Gediminas Avenue is also home to the Museum of Genocide Victims (B), which is housed inside the former KGB (the Soviet Union’s secret agency) headquarters, where the crimes of the Soviet regime were planned and executed for 50 years.
The exhibits inside cover the occupation of Lithuania by Soviet forces, and range from the fallout of World War II through to the lasting impression that the occupation has had on the country, with the museum giving perspective from the sides of both agents and citizens.
The Museum of Genocide Victims is a short walk back down Gediminas Avenue from the Money Museum of the Bank of Lithuania (C), who provide an interesting and interactive look at the different currencies of the world.
On a nice summer’s day, a walk down to Bernardine Park (D) just before sunset, and take a picturesque walk along the Neris, where you’re bound to bump in to some of the local ducks.
For dinner, head back towards Pilies Street (E), where there is an abundance of quaint restaurants and cafés that offer food to whet your appetite.
Sample traditional Lithuanian cuisine – think meat and potatoes – at Gabi Restaurant (F), which is situated down one of the alleyways off the street. Here you can get a stein of the local beer Svyturys for under €4, which works out to be less than £1.50 per pint.

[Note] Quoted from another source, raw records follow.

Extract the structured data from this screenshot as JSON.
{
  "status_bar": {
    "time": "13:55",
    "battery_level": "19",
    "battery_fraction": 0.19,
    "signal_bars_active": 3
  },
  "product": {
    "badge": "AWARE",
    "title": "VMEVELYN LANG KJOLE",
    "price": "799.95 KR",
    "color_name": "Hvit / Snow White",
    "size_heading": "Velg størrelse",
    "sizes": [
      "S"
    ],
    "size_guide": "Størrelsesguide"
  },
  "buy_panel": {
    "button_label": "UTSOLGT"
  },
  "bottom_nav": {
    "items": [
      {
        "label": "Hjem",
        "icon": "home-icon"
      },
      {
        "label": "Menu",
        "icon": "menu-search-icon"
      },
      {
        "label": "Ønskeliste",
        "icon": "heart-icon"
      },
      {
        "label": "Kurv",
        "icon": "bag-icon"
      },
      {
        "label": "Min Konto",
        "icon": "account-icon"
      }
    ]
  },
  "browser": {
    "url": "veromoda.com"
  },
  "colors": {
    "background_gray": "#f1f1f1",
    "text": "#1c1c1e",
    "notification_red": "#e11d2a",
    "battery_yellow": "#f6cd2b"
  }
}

Get up early and ask the receptionist, concierge or host at your hotel to call a taxi to take you to Lithuania’s tallest structure, Vilnius TV Tower (G), which should cost around £5.
The tower played a major role in the evens of January 1993 where 13 civilians were killed and a thousand injured opposing Soviet seizure of the structure in the wake of the Act of the Re-Establishment of the State of Lithuania.

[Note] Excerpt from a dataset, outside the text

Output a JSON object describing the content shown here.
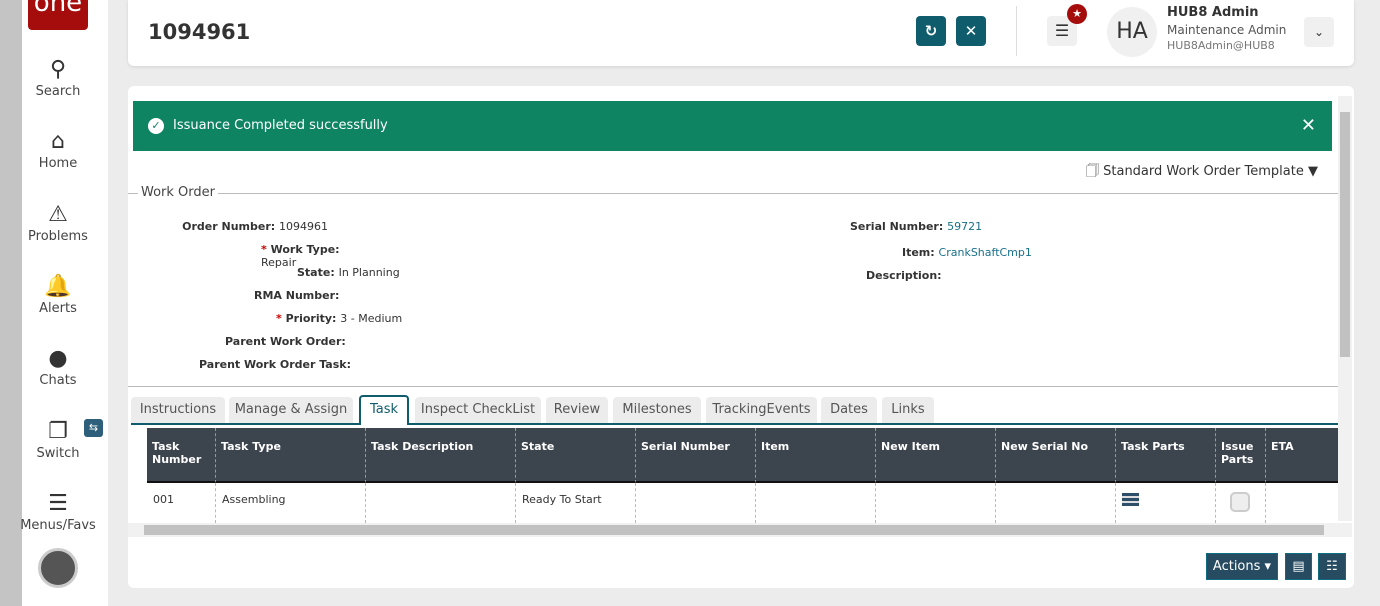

There’s a museum and memorial in remembrance of the victims, but the big pull is the amazing, panoramic view over Vilnius. Just make sure not to come down until you’ve finished, as each ticket is valid for just one return trip in the elevator.
If you want to be uber-prepared, make sure you order a return taxi. If not, it’s approximately about a five minute walk to the nearest trolleybus which can take you back into town.

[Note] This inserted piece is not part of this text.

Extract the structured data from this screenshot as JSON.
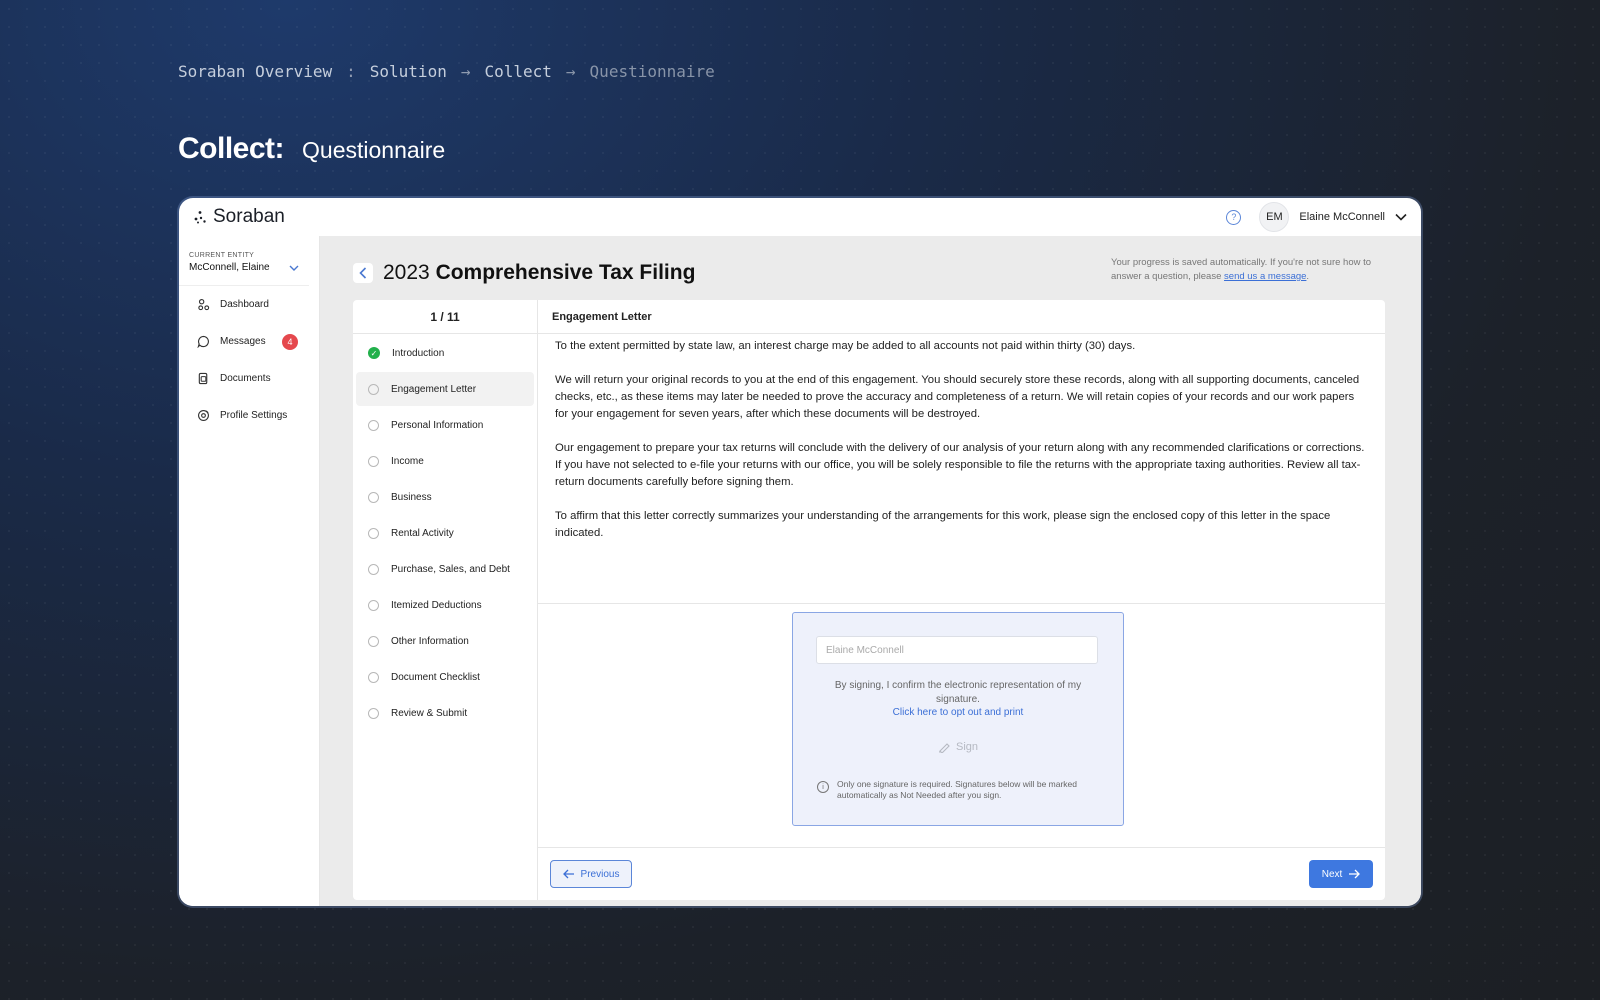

Don’t forget to check out Gediminas’ Tower (H), which watches over the city centre. It stands on a grassy knoll, and can be reached by foot. But an inexpensive trip up Tower Hill in the funicular is worth doing for unfolding views during the ascent.
The tower is the remaining part of a castle complex which stood there centuries ago, and inside is a museum showcasing archaeological findings from the hill and its surrounding areas, as well as a floor dedicated to the Baltic Way, a human chain began at the tower and stretched all the way to Tallinn, Estonia.
There is also a cracking vantage point from the tower’s roof, providing a great place from which to view the old town and the rest of Vilnius.
Gediminas’ Tower also rises over the Lithuanian National Museum (I), and whilst it provides a great photo opportunity, the Museum itself isn’t all that good. Although photography buffs may appreciate the ethnographic exhibition about the lives of the people of rural Lithuania in the midst of the Soviet regime.
Spend the rest of the daytime roaming around the rest of the old town, which bares plenty of attractive buildings.
Head down to Town Hall Square (J), which at night comes alive with plenty of places to eat, drink and dance the night away.
There are plenty of different types of grub to choose from, and for a post-meal drink try nearby Crazy Bull (K), which is on the top floor of the building to the left (as you look at it) of the town hall. Dirty Duck, a pub, is also a nice place for drinks and is situated in the same building.
They serve reasonably priced drinks, serve food, show major sporting events and have pool tables. What more could you want for a night on the town?
If you can manage to shake off the alcohol from the night before, get up early and check out the Gates of Dawn (L) – a religious site that Pope John Paul II visited in 1993.
And if there’s time dash to Vilnius Cathedral (M), and tour the crypts beneath it, if you can fit it in before it’s time to leave.